This represents a theft rate of 0.76%, compared to an historic rate of 2.6% and means MASTER scheme tagged motorcycles are nearly 4 times less likely to be stolen.
Typically around 26,000 motorcycles or scooters were stolen every year, 50% of which are taken within Greater London. Using the current rates of theft, if all bikes were MASTER tagged this would mean c18,000 less motorcycles would be stolen each year.*
Of the 403 bikes which have been stolen, the current recovery rate (at the time of this week’s meeting) stands at 37%. In addition, the police are aware of the locations of a number of the remainder of the unrecovered bikes, which will be the subject of police action in the coming weeks.
Steve Kenward, CEO of the MCI said “11 major manufacturers have been marking their bikes for over 12 months now, so we are in a position to begin evaluating the effectiveness of the MASTER Security Scheme. It will take another two years to see the full effects, as motorcycle theft is currently mostly centred on bikes of three years or less, but we are highly encouraged by the results we have seen so far."
*Figure is the difference between 0.76% and 2.6% of the active parc, i.e. the theft rate of MASTER tagged bikes and the historic rate of theft.)
What is the MASTER Security Scheme?
- It stands for Motorcycle and Scooter Tagged Equipment Register and was launched in 2012.
- It was developed by the Motorcycle Industry Association with Home Office backing in conjunction with the Metropolitan Police force in response to the considerable nuisance that motorcycle theft caused to motorcyclists, the police, insurers and the industry.
- It uses technology from Datatag, the country’s foremost supplier of security marking technology (see below for how this deters thieves).
- 11 major manufacturers were signed up by the beginning of 2013, including Honda, Ducati, BMW, Harley-Davidson, Kawasaki, KTM, Triumph, Suzuki, Yamaha, Victory and Indian.
- Many motorcycles are broken up into parts within hours of being stolen and reassembled onto legal frames, which have log books. This can net thieves thousands of pounds a day.**
- 80% of these ‘clones’ find their way into the legitimate dealer network, therefore before the MASTER Scheme it was virtually impossible for dealers or the police to identify stolen parts.**
- For those innocent people who unwittingly buy stolen vehicles and have their bikes seized by the police, 90% do not continue with motorcycling.**
- 43% of all insurance pay outs are due to theft (according to MCI research).
So how does it work? The MASTER Security scheme uses a sophisticated array of technology to give each component part a unique fingerprint. This involves a combination of visible and concealed elements, including hidden data dots, stealth etching and a number of transponders embedded into parts - similar to the technology that allows the chipping of cats and dogs.
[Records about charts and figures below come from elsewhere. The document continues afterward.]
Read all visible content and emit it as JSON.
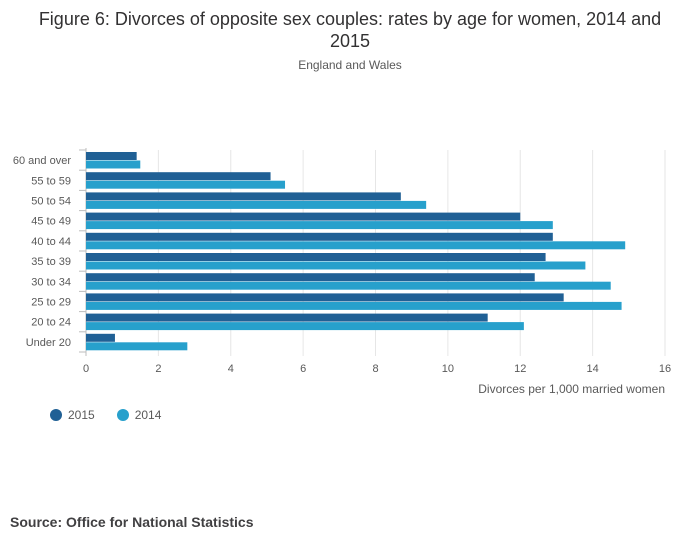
{
  "title": "Figure 6: Divorces of opposite sex couples: rates by age for women, 2014 and 2015",
  "subtitle": "England and Wales",
  "source": "Source: Office for National Statistics",
  "colors": {
    "2015": "#206095",
    "2014": "#27a0cc"
  },
  "chart_data": {
    "type": "bar",
    "orientation": "horizontal",
    "categories": [
      "60 and over",
      "55 to 59",
      "50 to 54",
      "45 to 49",
      "40 to 44",
      "35 to 39",
      "30 to 34",
      "25 to 29",
      "20 to 24",
      "Under 20"
    ],
    "series": [
      {
        "name": "2015",
        "values": [
          1.4,
          5.1,
          8.7,
          12.0,
          12.9,
          12.7,
          12.4,
          13.2,
          11.1,
          0.8
        ]
      },
      {
        "name": "2014",
        "values": [
          1.5,
          5.5,
          9.4,
          12.9,
          14.9,
          13.8,
          14.5,
          14.8,
          12.1,
          2.8
        ]
      }
    ],
    "xlabel": "Divorces per 1,000 married women",
    "xlim": [
      0,
      16
    ],
    "xticks": [
      "0",
      "2",
      "4",
      "6",
      "8",
      "10",
      "12",
      "14",
      "16"
    ],
    "grid": true,
    "legend_position": "bottom-left"
  }
}
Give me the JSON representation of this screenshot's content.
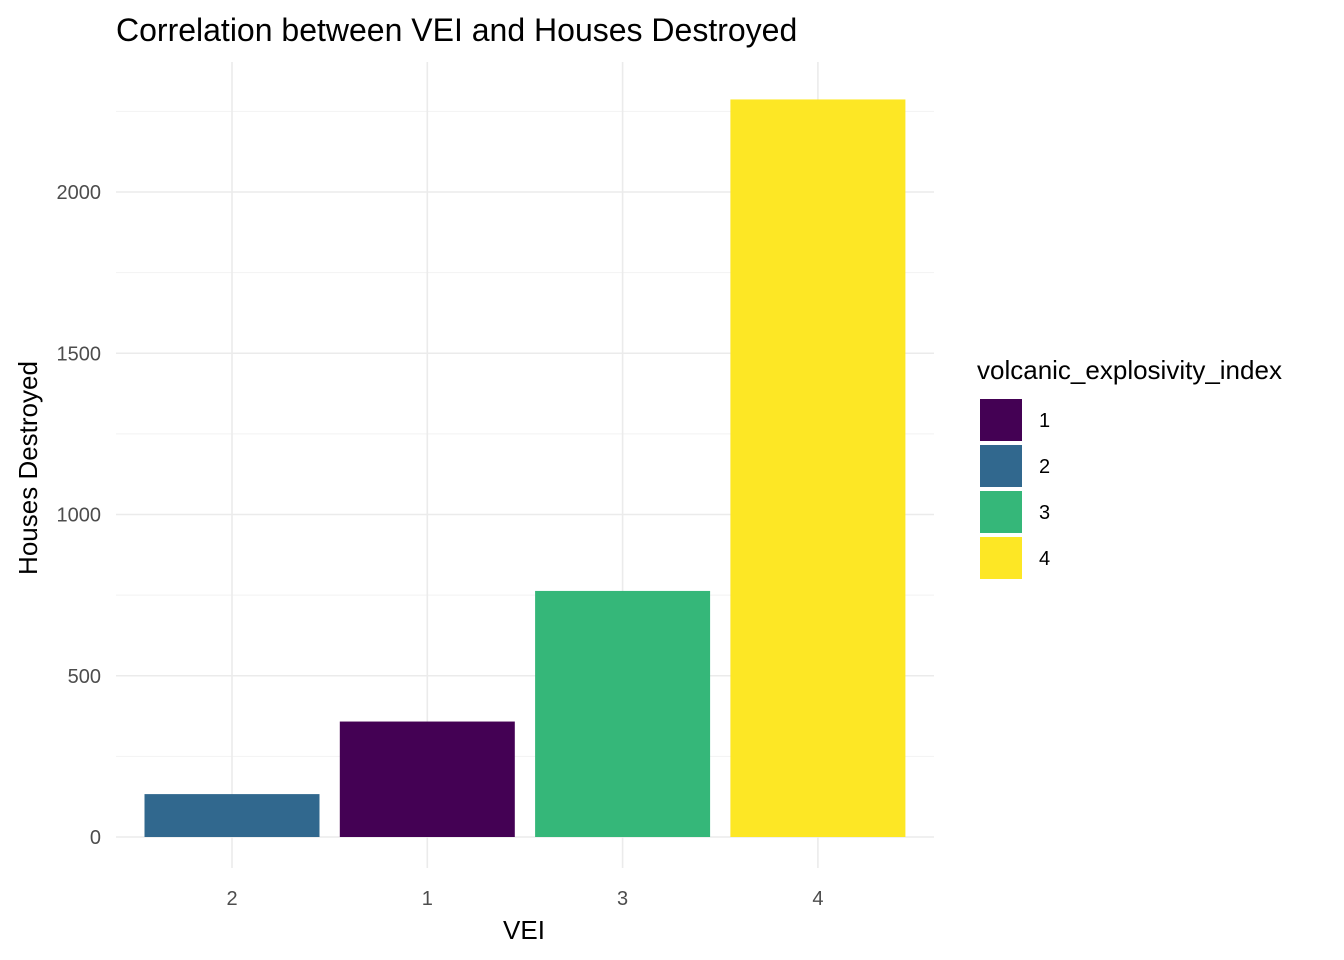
{
  "chart_data": {
    "type": "bar",
    "title": "Correlation between VEI and Houses Destroyed",
    "xlabel": "VEI",
    "ylabel": "Houses Destroyed",
    "categories": [
      "2",
      "1",
      "3",
      "4"
    ],
    "values": [
      133,
      358,
      763,
      2287
    ],
    "fill_keys": [
      "2",
      "1",
      "3",
      "4"
    ],
    "ylim": [
      0,
      2300
    ],
    "yticks": [
      0,
      500,
      1000,
      1500,
      2000
    ],
    "grid": true,
    "legend": {
      "title": "volcanic_explosivity_index",
      "position": "right",
      "items": [
        {
          "label": "1",
          "color": "#440154"
        },
        {
          "label": "2",
          "color": "#31688E"
        },
        {
          "label": "3",
          "color": "#35B779"
        },
        {
          "label": "4",
          "color": "#FDE725"
        }
      ]
    }
  }
}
The combination of these hidden elements along with the high visibility and the unique number on each tag, offers both piece of mind to consumers and help the police in recovering stolen motorcycles. Police have access to Datatag’s register 24 hours a day. Each tag is displayed in a prominent place on the bike, alerting potential thieves to the fact that it is marked and registered. If the tag is tampered with - it disintegrates. If the tag is missing from models from participating manufacturers alarm bells will ring for police and subsequent owners. All motorcycles and scooters from participating manufacturers are registered on Datatag’s national secure database. This is updated continuously, which means the reporting of stolen vehicles is immediate. Datatag launched a similar scheme to reduce the theft of construction and farm machinery – the Cesar scheme which has been hugely successful with 100% success rate of prosecution, where machinery had been tagged. The cost of a bike registered with the MASTER scheme is absorbed by the manufacturer, so there is no extra cost to the consumer. ENDS Editor’s Notes
- The Motorcycle Crime Reduction Group is a partnership made up of representatives from rider interest groups, the insurance and security industries, motorcycle manufacturers and retailers, and the Police with links to, and contributions from, the Home Office. It last met on Wednesday July 9th.
- There are 1.3 million motorcycles registered with the DVLA. It is broadly agreed that around 1 million are 'active' (ie not historic, in storage etc).
- The MASTER Security Scheme system has Home Office and ACPO accreditation under the Secured by Design scheme and complies with several other quality accreditations including ISO and LPS (Loss Protection Standards) for their secure database.
- There are no annual fees when fitting the MASTER Security Scheme.
- When a MASTER Security Scheme marked motorcycle is ultimately sold on the Scheme registration can be transferred to the new owner. (A small admin fee applies to transfer requests).
- Information is stored on Datatag's secure database - accessible 24/7 and which is both Home Office and ACPO Police Secure accredited.
- The MCI represents around 90% of the supply side of the motorcycle industry with 120 members.
- The Motorcycle industry is worth £7.2 billion a year and employs 62,000 people.
- The MCI has been representing the motorcycling industry for over 100 years.